Of course this was intended to be a government of free citizens and of equal opportunity, but how are we going to make it such--that is the question. Because I realize that while we are followers of Jefferson, there is one principle of Jefferson’s which no longer can obtain in the practical politics of America. You know that it was Jefferson who said that the best government is that which does as little governing as possible, which exercises its power as little as possible. And that was said in a day when the opportunities of America were so obvious to every man, when every individual was so free to use his powers without let or hindrance, that all that was necessary was that the government should withhold its hand and see to it that every man got an opportunity to act as he would. But that time is passed. America is not now and cannot in the future be a place for unrestricted individual enterprise. It is true that we have come upon an age of great cooperative industry. It is true that we must act absolutely upon that principle.

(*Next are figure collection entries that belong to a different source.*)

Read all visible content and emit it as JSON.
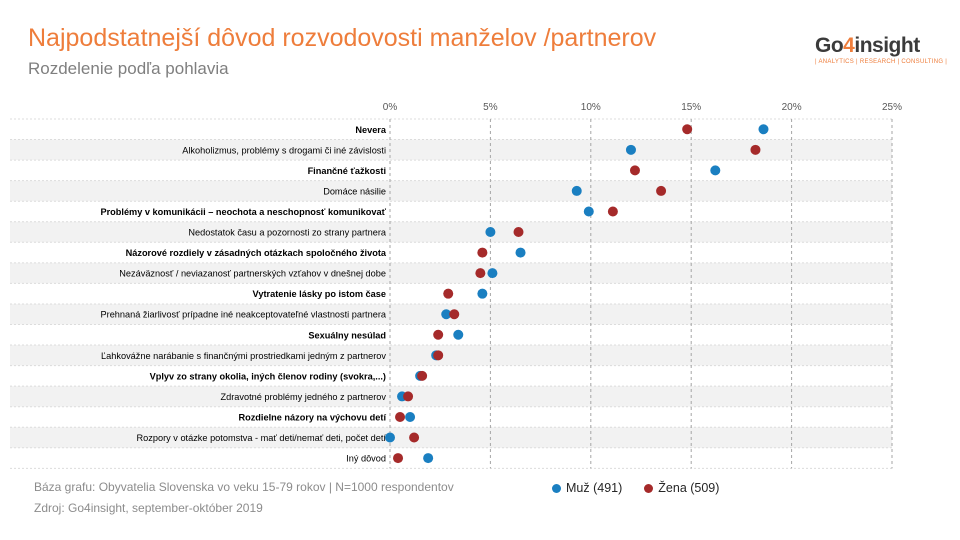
{
  "header": {
    "title": "Najpodstatnejší dôvod rozvodovosti manželov /partnerov",
    "subtitle": "Rozdelenie podľa pohlavia"
  },
  "logo": {
    "name_prefix": "Go",
    "name_digit": "4",
    "name_suffix": "insight",
    "tagline": "| ANALYTICS | RESEARCH | CONSULTING |"
  },
  "colors": {
    "muz": "#1a7fc1",
    "zena": "#a52a2a",
    "title": "#ee7d3b"
  },
  "chart_data": {
    "type": "scatter",
    "x_ticks": [
      "0%",
      "5%",
      "10%",
      "15%",
      "20%",
      "25%"
    ],
    "xlim": [
      0,
      25
    ],
    "grid": true,
    "legend_position": "bottom-right",
    "categories": [
      "Nevera",
      "Alkoholizmus, problémy s drogami či iné závislosti",
      "Finančné ťažkosti",
      "Domáce násilie",
      "Problémy v komunikácii – neochota a neschopnosť komunikovať",
      "Nedostatok času a pozornosti zo strany partnera",
      "Názorové rozdiely v zásadných otázkach spoločného života",
      "Nezáväznosť / neviazanosť partnerských vzťahov v dnešnej dobe",
      "Vytratenie lásky po istom čase",
      "Prehnaná žiarlivosť prípadne iné neakceptovateľné vlastnosti partnera",
      "Sexuálny nesúlad",
      "Ľahkovážne narábanie s finančnými prostriedkami jedným z partnerov",
      "Vplyv zo strany okolia, iných členov rodiny (svokra,...)",
      "Zdravotné problémy jedného z partnerov",
      "Rozdielne názory na výchovu detí",
      "Rozpory v otázke potomstva - mať deti/nemať deti, počet detí",
      "Iný dôvod"
    ],
    "bold": [
      true,
      false,
      true,
      false,
      true,
      false,
      true,
      false,
      true,
      false,
      true,
      false,
      true,
      false,
      true,
      false,
      false
    ],
    "series": [
      {
        "name": "Muž (491)",
        "values": [
          18.6,
          12.0,
          16.2,
          9.3,
          9.9,
          5.0,
          6.5,
          5.1,
          4.6,
          2.8,
          3.4,
          2.3,
          1.5,
          0.6,
          1.0,
          0.0,
          1.9
        ]
      },
      {
        "name": "Žena (509)",
        "values": [
          14.8,
          18.2,
          12.2,
          13.5,
          11.1,
          6.4,
          4.6,
          4.5,
          2.9,
          3.2,
          2.4,
          2.4,
          1.6,
          0.9,
          0.5,
          1.2,
          0.4
        ]
      }
    ]
  },
  "footer": {
    "base": "Báza grafu: Obyvatelia Slovenska vo veku 15-79 rokov | N=1000 respondentov",
    "source": "Zdroj: Go4insight, september-október 2019"
  }
}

Let me illustrate what I mean. You know that it used to be true in our cities that every family occupied a separate house of its own, that every family had its own little premises, that every family was separated in its life from every other family. But you know that that is no longer the case, and that it cannot be the case in our great cities. Families live in layers. They live in tenements, they live in flats, they live on floors, they are piled layer upon layer in the great tenement houses of our crowded districts. And not only are they piled layer upon layer, but they are associated room by room so that there is in each room sometimes in our congested districts a separate family.

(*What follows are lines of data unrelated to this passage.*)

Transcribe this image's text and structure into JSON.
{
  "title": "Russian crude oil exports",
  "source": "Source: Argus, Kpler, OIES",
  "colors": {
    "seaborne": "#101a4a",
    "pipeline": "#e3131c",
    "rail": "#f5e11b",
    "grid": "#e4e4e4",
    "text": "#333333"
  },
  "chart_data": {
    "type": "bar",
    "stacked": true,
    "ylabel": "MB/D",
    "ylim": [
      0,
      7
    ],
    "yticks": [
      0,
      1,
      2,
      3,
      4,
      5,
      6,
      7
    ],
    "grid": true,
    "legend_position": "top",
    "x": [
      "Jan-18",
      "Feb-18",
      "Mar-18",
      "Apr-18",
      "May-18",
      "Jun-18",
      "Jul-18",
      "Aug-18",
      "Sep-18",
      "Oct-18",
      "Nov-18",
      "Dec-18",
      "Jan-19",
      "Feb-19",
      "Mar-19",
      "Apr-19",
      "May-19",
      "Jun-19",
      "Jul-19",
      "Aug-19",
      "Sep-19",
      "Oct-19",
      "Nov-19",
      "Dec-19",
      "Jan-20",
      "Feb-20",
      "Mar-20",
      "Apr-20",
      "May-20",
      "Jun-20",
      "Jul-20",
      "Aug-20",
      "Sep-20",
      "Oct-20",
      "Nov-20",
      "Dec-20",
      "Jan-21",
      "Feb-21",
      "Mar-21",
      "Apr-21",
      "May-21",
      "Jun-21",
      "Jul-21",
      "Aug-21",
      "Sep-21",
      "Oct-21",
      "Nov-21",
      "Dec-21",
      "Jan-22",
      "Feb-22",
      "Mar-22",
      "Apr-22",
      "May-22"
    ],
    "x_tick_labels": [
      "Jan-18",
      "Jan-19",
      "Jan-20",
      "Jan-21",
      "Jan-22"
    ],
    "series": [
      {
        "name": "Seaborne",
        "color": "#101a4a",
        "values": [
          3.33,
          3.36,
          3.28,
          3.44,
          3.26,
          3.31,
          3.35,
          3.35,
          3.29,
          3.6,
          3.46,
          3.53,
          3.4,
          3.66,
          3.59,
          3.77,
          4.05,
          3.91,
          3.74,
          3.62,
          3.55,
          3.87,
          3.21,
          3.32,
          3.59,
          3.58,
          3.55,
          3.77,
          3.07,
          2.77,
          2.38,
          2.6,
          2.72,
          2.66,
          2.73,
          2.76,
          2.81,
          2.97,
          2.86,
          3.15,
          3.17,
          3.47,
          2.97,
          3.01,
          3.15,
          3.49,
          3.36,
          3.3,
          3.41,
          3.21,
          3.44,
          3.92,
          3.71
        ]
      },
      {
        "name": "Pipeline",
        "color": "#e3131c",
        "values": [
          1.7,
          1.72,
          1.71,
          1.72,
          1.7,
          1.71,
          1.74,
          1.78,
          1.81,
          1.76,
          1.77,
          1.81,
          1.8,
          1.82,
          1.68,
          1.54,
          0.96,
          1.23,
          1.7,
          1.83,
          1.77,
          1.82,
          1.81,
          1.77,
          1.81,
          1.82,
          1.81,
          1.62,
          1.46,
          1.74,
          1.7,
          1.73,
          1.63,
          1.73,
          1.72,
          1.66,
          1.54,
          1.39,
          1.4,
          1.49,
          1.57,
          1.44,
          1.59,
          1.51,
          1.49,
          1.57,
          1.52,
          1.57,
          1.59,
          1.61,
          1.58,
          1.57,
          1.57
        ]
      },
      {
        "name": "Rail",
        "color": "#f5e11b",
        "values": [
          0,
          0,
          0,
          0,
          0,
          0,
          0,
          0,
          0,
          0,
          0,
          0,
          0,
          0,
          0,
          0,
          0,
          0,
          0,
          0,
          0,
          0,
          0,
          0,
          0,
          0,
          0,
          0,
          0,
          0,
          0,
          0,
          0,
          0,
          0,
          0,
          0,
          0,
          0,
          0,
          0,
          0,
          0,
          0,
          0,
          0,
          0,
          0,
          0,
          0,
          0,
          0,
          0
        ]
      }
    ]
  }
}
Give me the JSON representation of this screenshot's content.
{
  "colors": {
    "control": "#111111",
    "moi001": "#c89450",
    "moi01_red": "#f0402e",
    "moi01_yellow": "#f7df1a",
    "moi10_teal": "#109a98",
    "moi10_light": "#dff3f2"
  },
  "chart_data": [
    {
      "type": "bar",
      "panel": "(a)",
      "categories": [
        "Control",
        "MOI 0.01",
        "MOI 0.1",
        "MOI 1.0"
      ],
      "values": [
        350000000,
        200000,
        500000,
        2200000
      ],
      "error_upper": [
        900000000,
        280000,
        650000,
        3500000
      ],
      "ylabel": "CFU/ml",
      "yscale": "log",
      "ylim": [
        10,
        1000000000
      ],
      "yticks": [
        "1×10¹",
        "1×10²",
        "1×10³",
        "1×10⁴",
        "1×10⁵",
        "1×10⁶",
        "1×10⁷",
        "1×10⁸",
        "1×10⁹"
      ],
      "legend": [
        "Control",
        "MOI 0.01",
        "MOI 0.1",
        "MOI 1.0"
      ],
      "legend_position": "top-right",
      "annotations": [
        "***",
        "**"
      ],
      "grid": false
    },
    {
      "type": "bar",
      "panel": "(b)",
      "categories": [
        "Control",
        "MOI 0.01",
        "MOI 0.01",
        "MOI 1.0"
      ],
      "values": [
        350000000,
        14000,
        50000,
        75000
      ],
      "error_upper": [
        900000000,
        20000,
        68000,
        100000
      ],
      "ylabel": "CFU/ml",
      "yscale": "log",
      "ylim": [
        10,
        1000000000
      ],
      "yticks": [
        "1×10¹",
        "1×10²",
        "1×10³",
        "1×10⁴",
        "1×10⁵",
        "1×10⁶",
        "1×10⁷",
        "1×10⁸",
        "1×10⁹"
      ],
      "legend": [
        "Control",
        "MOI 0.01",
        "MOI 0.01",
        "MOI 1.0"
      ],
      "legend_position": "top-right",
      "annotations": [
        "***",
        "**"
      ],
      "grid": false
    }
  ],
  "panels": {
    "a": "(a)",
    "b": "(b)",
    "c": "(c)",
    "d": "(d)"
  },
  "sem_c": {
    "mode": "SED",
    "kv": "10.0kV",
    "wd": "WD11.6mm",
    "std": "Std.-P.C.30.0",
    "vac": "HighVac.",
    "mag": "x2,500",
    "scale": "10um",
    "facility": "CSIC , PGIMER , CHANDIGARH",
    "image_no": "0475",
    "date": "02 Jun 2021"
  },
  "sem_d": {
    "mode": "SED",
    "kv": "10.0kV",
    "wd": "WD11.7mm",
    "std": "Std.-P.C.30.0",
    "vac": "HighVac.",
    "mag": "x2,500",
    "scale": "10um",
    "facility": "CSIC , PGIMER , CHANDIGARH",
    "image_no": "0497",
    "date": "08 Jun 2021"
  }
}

Now, what has happened in foreign countries, in some of which they have made much more progress than we in handling these things, is this: In the city of Glasgow, for example, which is one of the model cities of the world, they have made up their minds that the entries, that hallways, of great tenements are public streets. Therefore the policeman goes up the stairway and patrols the corridors. The lightning department of the city sees to it that the corridors are abundantly lighted, and the staircases. And the city does not deceive itself into supposing that the great building is a unit from which the police are to keep out and the city authority to be excluded, but it says: "These are the high-ways of human movement, and wherever light is needed, wherever order is needed, there we will carry the authority of the city."
And I have likened that to our modern industrial enterprise. You know that a great many corporations, like the Steel Corporation, for example, are very like a great tenement house. It isn’t the premises of a single commercial family. It is just as much a public business as a great tenement house is a public highway. When you offer the securities of a great corporation to anybody who wishes to purchase them, you must open that corporation to the inspection of everybody who wants to purchase. There must, to follow out the figure of the tenement house, be lights along the corridor; there must be police patrolling the openings; there must be inspection wherever it is known that men may be deceived with regard to the contents of the premises. If we believe that fraud lies in wait for us, we must have the means of determining whether fraud lies there or not.
So you see, they're not going to outright nationalize industry. No no, they're only going to nationalize a small corridor, if they even go that far. They'll just make progress. They'll make haste, slowly. There needs to be inspections, which means they'll regulate everything to death. It's regulation, not socialism. It's social regulation. Ronald Reagan said: (20 minutes in)
Now it doesn't require expropriation or confiscation of private property or business to impose socialism on a people. What does it mean whether you hold the deed to the -- or the title to your business or property if the government holds the power of life and death over that business or property? And such machinery already exists. The government can find some charge to bring against any concern it chooses to prosecute. Every businessman has his own tale of harassment. Somewhere a perversion has taken place. Our natural, unalienable rights are now considered to be a dispensation of government, and freedom has never been so fragile, so close to slipping from our grasp as it is at this moment.
That perversion took place in the early 20th century. Under Wilson and two Roosevelts, among many, many other people at the time. Governors, congress, advisors, judges, and more. And we've been stuck with it ever since.